After Mud Sump was little more than a shallow puddle, Blue Pencil Passage was our next challenge, which ended up being a mostly enjoyable squeeze through to the streamway. Tetley, who was leading stopped before each tricky part, giving a lengthy bit of advice to Peter, but due to the nature of the passage, information had to be passed along person by person, and by the time the advice reached Jack at the back, it was little more than one sentence. God knows what Tetley was originally saying, but we all survived, and got past the part where you must face the right way in order to be able to bend your legs around the corner.
The passage allowed us to enter the streamway between sumps three and four, and we had a nice wander between the two. After a short rest, we headed back through Blue Pencil to the main round route. Going back up was much more exhausting, and less exciting as you can see where you’re heading. Just as we had all reached the main route we were intercepted by Rhys and Oli’s group.
After a quick chat and deciding to remain as two groups to save time, we were off almost straight away to the four ducks and birthday squeeze. Fortunately the ducks had been nicely bailed out, so we had no extra work to do.

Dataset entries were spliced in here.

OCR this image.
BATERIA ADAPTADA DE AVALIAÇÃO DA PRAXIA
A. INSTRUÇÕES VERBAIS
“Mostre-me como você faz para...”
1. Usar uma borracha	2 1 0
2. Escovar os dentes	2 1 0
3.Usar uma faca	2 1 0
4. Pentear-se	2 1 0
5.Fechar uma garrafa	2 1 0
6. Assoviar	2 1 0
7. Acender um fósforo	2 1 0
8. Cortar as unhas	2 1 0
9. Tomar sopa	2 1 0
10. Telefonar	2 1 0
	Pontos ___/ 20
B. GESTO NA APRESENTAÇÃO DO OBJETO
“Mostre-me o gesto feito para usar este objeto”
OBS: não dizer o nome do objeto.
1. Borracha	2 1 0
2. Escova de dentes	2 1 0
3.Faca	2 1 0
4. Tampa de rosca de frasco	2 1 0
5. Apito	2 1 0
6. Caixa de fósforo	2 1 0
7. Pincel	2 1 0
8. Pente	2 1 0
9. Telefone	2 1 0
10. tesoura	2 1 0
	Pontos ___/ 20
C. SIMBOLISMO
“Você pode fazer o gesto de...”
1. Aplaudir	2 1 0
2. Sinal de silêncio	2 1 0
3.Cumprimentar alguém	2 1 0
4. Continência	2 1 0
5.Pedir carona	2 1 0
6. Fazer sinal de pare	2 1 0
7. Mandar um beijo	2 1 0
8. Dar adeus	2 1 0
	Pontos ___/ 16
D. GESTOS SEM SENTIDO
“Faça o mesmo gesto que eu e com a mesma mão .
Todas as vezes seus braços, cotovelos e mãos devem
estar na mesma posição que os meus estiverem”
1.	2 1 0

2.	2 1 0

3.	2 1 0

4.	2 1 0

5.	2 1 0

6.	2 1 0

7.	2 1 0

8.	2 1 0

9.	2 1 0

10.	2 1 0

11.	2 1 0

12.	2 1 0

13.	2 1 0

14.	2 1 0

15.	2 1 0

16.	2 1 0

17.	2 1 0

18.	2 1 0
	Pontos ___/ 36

I had never done any ducks before, and while the initial immersion lead to some panicked gasps for air, I felt I was getting the hang of the weird floating zen of ducks. However, on the third duck I went slightly wrong near the end and jammed my helmet and got a mouth full of water. This destroyed the little confidence I had, and fortunately the last duck went by uneventfully. While I was feeling slightly disoriented after the ducks, we carried on through some squeezes uneventfully, and made it to the long slide down to the streamway.
After a quick trip to sump two, ending up only about twenty five metres from where we had previously visited, we headed towards sump one. The sump didn’t look particularly inviting, and after watching Jack and Peter squirm their way under a rock into the unknown, it was my turn. I was petrified, and with Tetley providing encouragement, I somehow went for it, after only a few seconds, I heard the sound of Jack shouting that I could surface. In the end the sump was better than some of the ducks, and I felt better for having done it.
We headed up the streamway, and up the ladder without any trouble. We met a large group coming down, so were fairly lucky to have not hit them climbing down the ladder. The final exit was made through the trunk of a tree, which was a spectacular way to end the trip, especially as it was still light outside. Having not needed to wait either time at the ladder, nor to bail out any sumps meant we made it round in record time, getting out just after 3pm.
Having woken up too late and missed all the cooked breakfast, I realised I wasn’t that interested in doing caving, and decided to stay and see how much of the cave rescue course I had remembered from Winter Tour. We practiced some pulley jammers, and a Z-rig, and universally agreed that rescuing someone is a lot of work.
Eventually some of the cavers returned, and we got cold and headed in, cleaned up and went back to London.